Autre nom Revolución bolivariana
Date
Lieu Venezuela
Résultat Fin du pacte de Punto Fijo
Mise en place de la Constitution de la république bolivarienne du Venezuela

La révolution bolivarienne est le nom donné par ses partisans au mouvement de réformes et de redistribution de la rente pétrolière initié par Hugo Chávez au Venezuela après son arrivée au pouvoir.

Le nom fait référence à Simón Bolívar, et reprend certains de ses idéaux.

Selon Hugo Chavez, la révolution bolivarienne est un mouvement de masse pour mettre en place une « démocratie populaire participative », une indépendance économique du Venezuela, une distribution équitable des revenus et en finir avec la corruption du pays.

Légitimation du pouvoir modifier

En 1996, quatre ans après être sorti de prison, Hugo Chávez se rend compte qu’il doit changer de stratégie politique afin d’accomplir la réforme qu’il espère pour le Venezuela. À ce moment s’enclenche une série de stratégies communicationnelles afin d’embellir l’image de la révolution.

Pour commencer, Chavez comprend que s’il désire légitimer son idéologie, il doit d’abord battre ses adversaires politiques lors des prochaines élections. Il se tourne donc vers la classe ouvrière et les moins nantis, auprès de qui il dénonce vivement l’impérialisme des États-Unis, la corruption, la confiscation du pouvoir par les élites vénézuéliennes et blâme l’ancienne classe politique d’avoir fait sombrer 80 % de la population dans la pauvreté[1]. Bien vite, grâce à ses discours populistes, il réussit à se tailler une place de choix dans la sphère politique et renforce la dynamique qui le place comme l’image du changement politique et ses adversaires comme les défenseurs de l’ancien régime[2]. Cette stratégie s’avère fructueuse puisqu’il remporte les élections de 1998 avec 56 % des votes, appuyé principalement par la tranche plus pauvre de la population[3].

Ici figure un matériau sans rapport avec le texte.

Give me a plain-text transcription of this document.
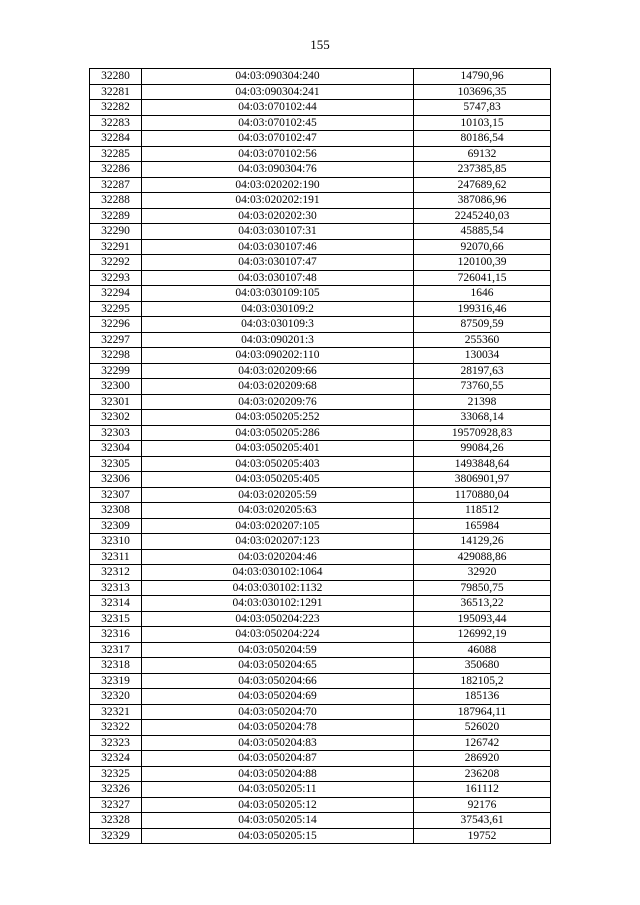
155
32280	04:03:090304:240	14790,96
32281	04:03:090304:241	103696,35
32282	04:03:070102:44	5747,83
32283	04:03:070102:45	10103,15
32284	04:03:070102:47	80186,54
32285	04:03:070102:56	69132
32286	04:03:090304:76	237385,85
32287	04:03:020202:190	247689,62
32288	04:03:020202:191	387086,96
32289	04:03:020202:30	2245240,03
32290	04:03:030107:31	45885,54
32291	04:03:030107:46	92070,66
32292	04:03:030107:47	120100,39
32293	04:03:030107:48	726041,15
32294	04:03:030109:105	1646
32295	04:03:030109:2	199316,46
32296	04:03:030109:3	87509,59
32297	04:03:090201:3	255360
32298	04:03:090202:110	130034
32299	04:03:020209:66	28197,63
32300	04:03:020209:68	73760,55
32301	04:03:020209:76	21398
32302	04:03:050205:252	33068,14
32303	04:03:050205:286	19570928,83
32304	04:03:050205:401	99084,26
32305	04:03:050205:403	1493848,64
32306	04:03:050205:405	3806901,97
32307	04:03:020205:59	1170880,04
32308	04:03:020205:63	118512
32309	04:03:020207:105	165984
32310	04:03:020207:123	14129,26
32311	04:03:020204:46	429088,86
32312	04:03:030102:1064	32920
32313	04:03:030102:1132	79850,75
32314	04:03:030102:1291	36513,22
32315	04:03:050204:223	195093,44
32316	04:03:050204:224	126992,19
32317	04:03:050204:59	46088
32318	04:03:050204:65	350680
32319	04:03:050204:66	182105,2
32320	04:03:050204:69	185136
32321	04:03:050204:70	187964,11
32322	04:03:050204:78	526020
32323	04:03:050204:83	126742
32324	04:03:050204:87	286920
32325	04:03:050204:88	236208
32326	04:03:050205:11	161112
32327	04:03:050205:12	92176
32328	04:03:050205:14	37543,61
32329	04:03:050205:15	19752
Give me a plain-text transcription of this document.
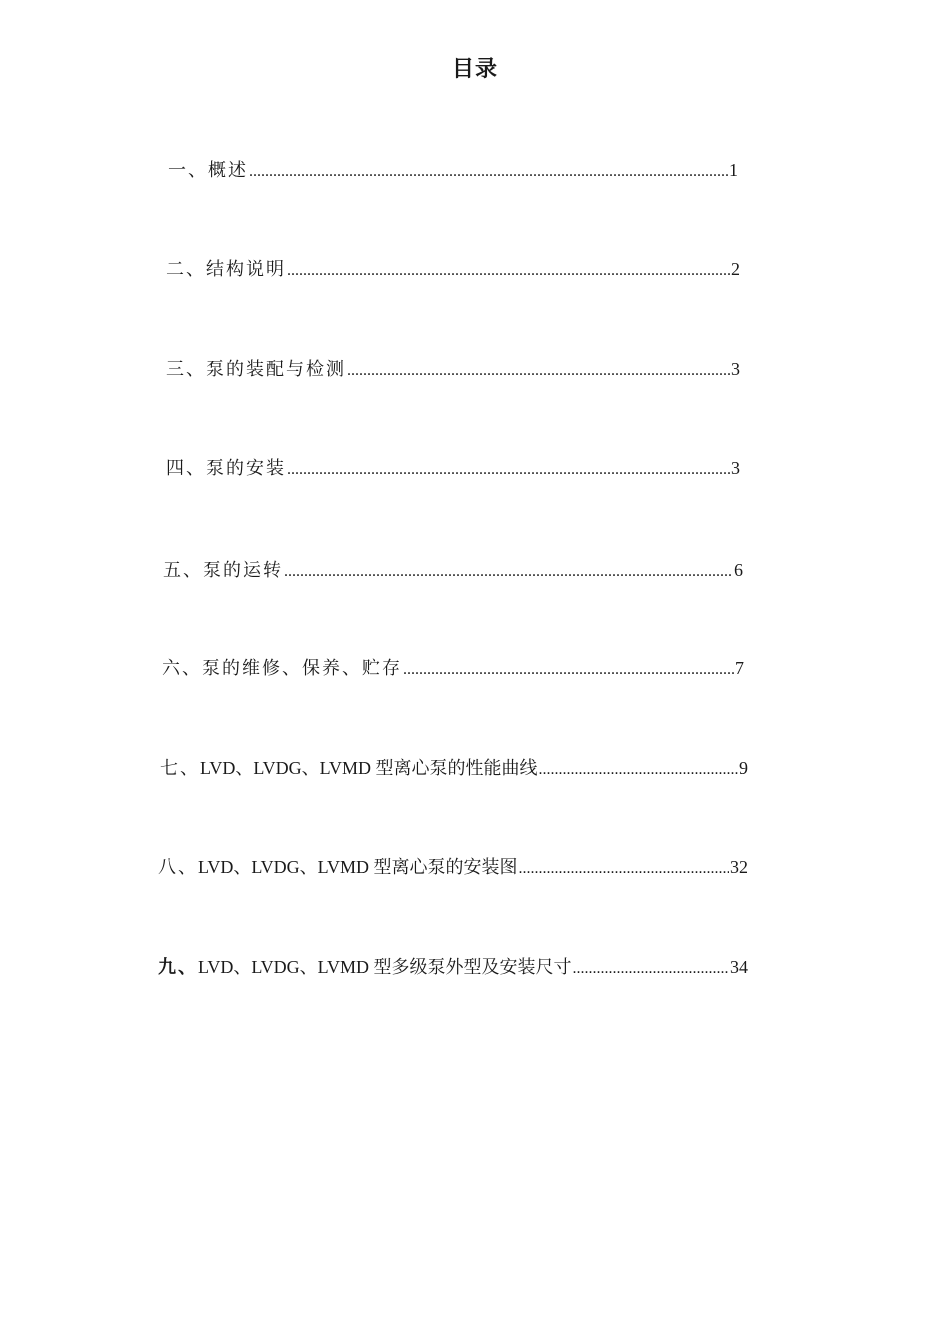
目录
一、概述 .....	1
二、结构说明 .....	2
三、泵的装配与检测 .....	3
四、泵的安装 .....	3
五、泵的运转 .....	6
六、泵的维修、保养、贮存 .....	7
七、LVD、LVDG、LVMD 型离心泵的性能曲线 .....	9
八、LVD、LVDG、LVMD 型离心泵的安装图 .....	32
九、LVD、LVDG、LVMD 型多级泵外型及安装尺寸 .....	34
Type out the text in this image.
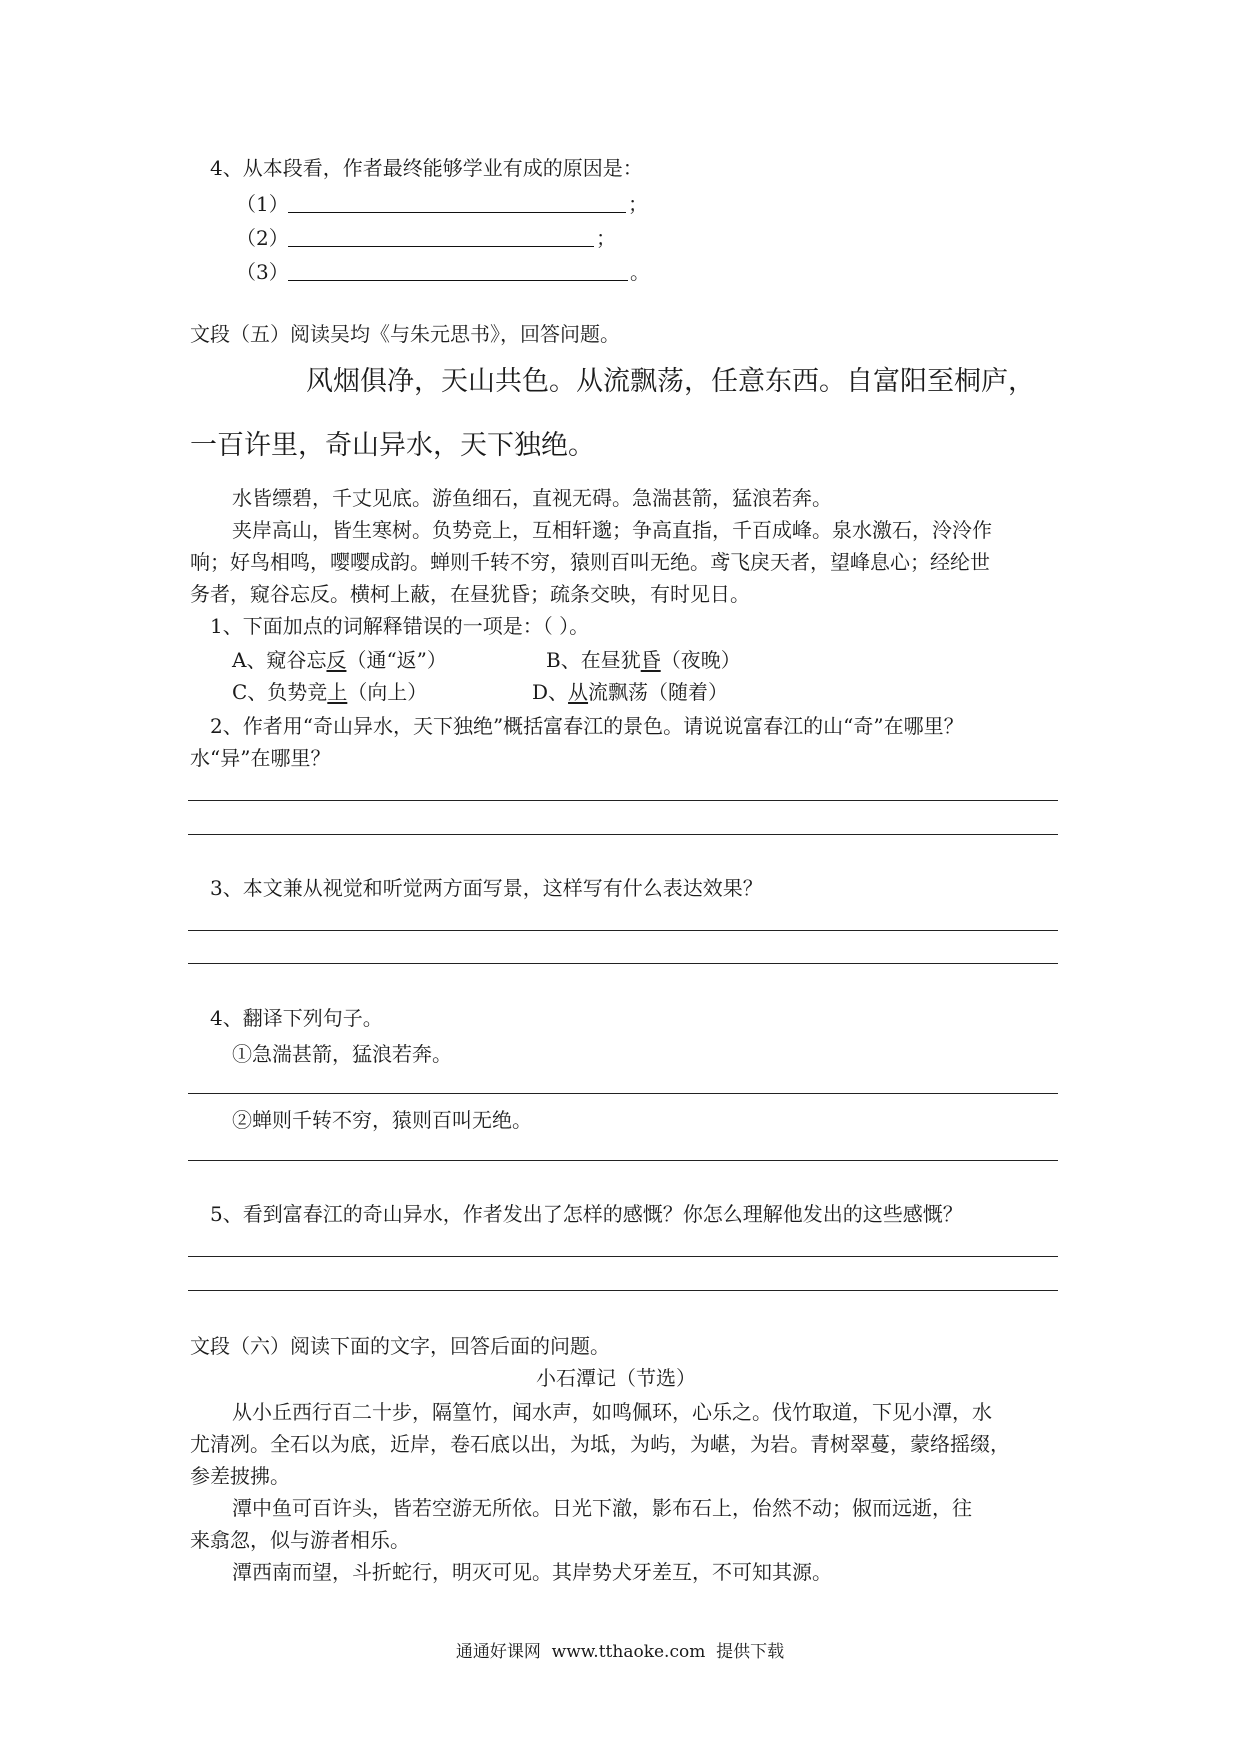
4、从本段看，作者最终能够学业有成的原因是：
（1）	；
（2）	；
（3）	。
文段（五）阅读吴均《与朱元思书》，回答问题。
风烟俱净，天山共色。从流飘荡，任意东西。自富阳至桐庐，
一百许里，奇山异水，天下独绝。
水皆缥碧，千丈见底。游鱼细石，直视无碍。急湍甚箭，猛浪若奔。
夹岸高山，皆生寒树。负势竞上，互相轩邈；争高直指，千百成峰。泉水激石，泠泠作
响；好鸟相鸣，嘤嘤成韵。蝉则千转不穷，猿则百叫无绝。鸢飞戾天者，望峰息心；经纶世
务者，窥谷忘反。横柯上蔽，在昼犹昏；疏条交映，有时见日。
1、下面加点的词解释错误的一项是：（ ）。
A、窥谷忘反（通“返”）	B、在昼犹昏（夜晚）
C、负势竞上（向上）	D、从流飘荡（随着）
2、作者用“奇山异水，天下独绝”概括富春江的景色。请说说富春江的山“奇”在哪里？
水“异”在哪里？
3、本文兼从视觉和听觉两方面写景，这样写有什么表达效果？
4、翻译下列句子。
①急湍甚箭，猛浪若奔。
②蝉则千转不穷，猿则百叫无绝。
5、看到富春江的奇山异水，作者发出了怎样的感慨？你怎么理解他发出的这些感慨？
文段（六）阅读下面的文字，回答后面的问题。
小石潭记（节选）
从小丘西行百二十步，隔篁竹，闻水声，如鸣佩环，心乐之。伐竹取道，下见小潭，水
尤清冽。全石以为底，近岸，卷石底以出，为坻，为屿，为嵁，为岩。青树翠蔓，蒙络摇缀，
参差披拂。
潭中鱼可百许头，皆若空游无所依。日光下澈，影布石上，佁然不动；俶而远逝，往
来翕忽，似与游者相乐。
潭西南而望，斗折蛇行，明灭可见。其岸势犬牙差互，不可知其源。
通通好课网  www.tthaoke.com  提供下载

Dans cette même lancée de légitimation de son pouvoir, plusieurs réformes seront soumises à des consultations populaires. Ce sera notamment le cas de la loi sur la constituante ou du vote sur la constitution. Chaque fois, il sera possible de noter une importante participation de la population vénézuélienne[1].

Contrôle des médias modifier

Une fois au pouvoir, l’aspect central de la diffusion de l’idéologie bolivarienne fut le contrôle des médias. Rapidement, Chavez s’assure d’avoir la mainmise sur l’information circulant dans le pays et contrôle 64 % des chaînes télévisuelles[2]. Il va même jusqu’à créer sa propre émission « Alo Presidente » dans laquelle il s’adresse au peuple chaque dimanche. Dans celle-ci, il annonce diverses politiques, chante des chansons populaires et parle du rêve bolivarien. On le retrouve aussi fréquemment à la radio et dans les journaux. Le président Chavez, selon l’opposition à son régime, use même d’interprétations douteuses de lois en matière de télécommunication afin de faire taire ou même fermer les médias qui s’opposeraient à ses réformes[2]. Il est notamment possible de penser au mandat d’arrêt émis contre Guillermo Zuloaga, propriétaire de la chaîne Globovision.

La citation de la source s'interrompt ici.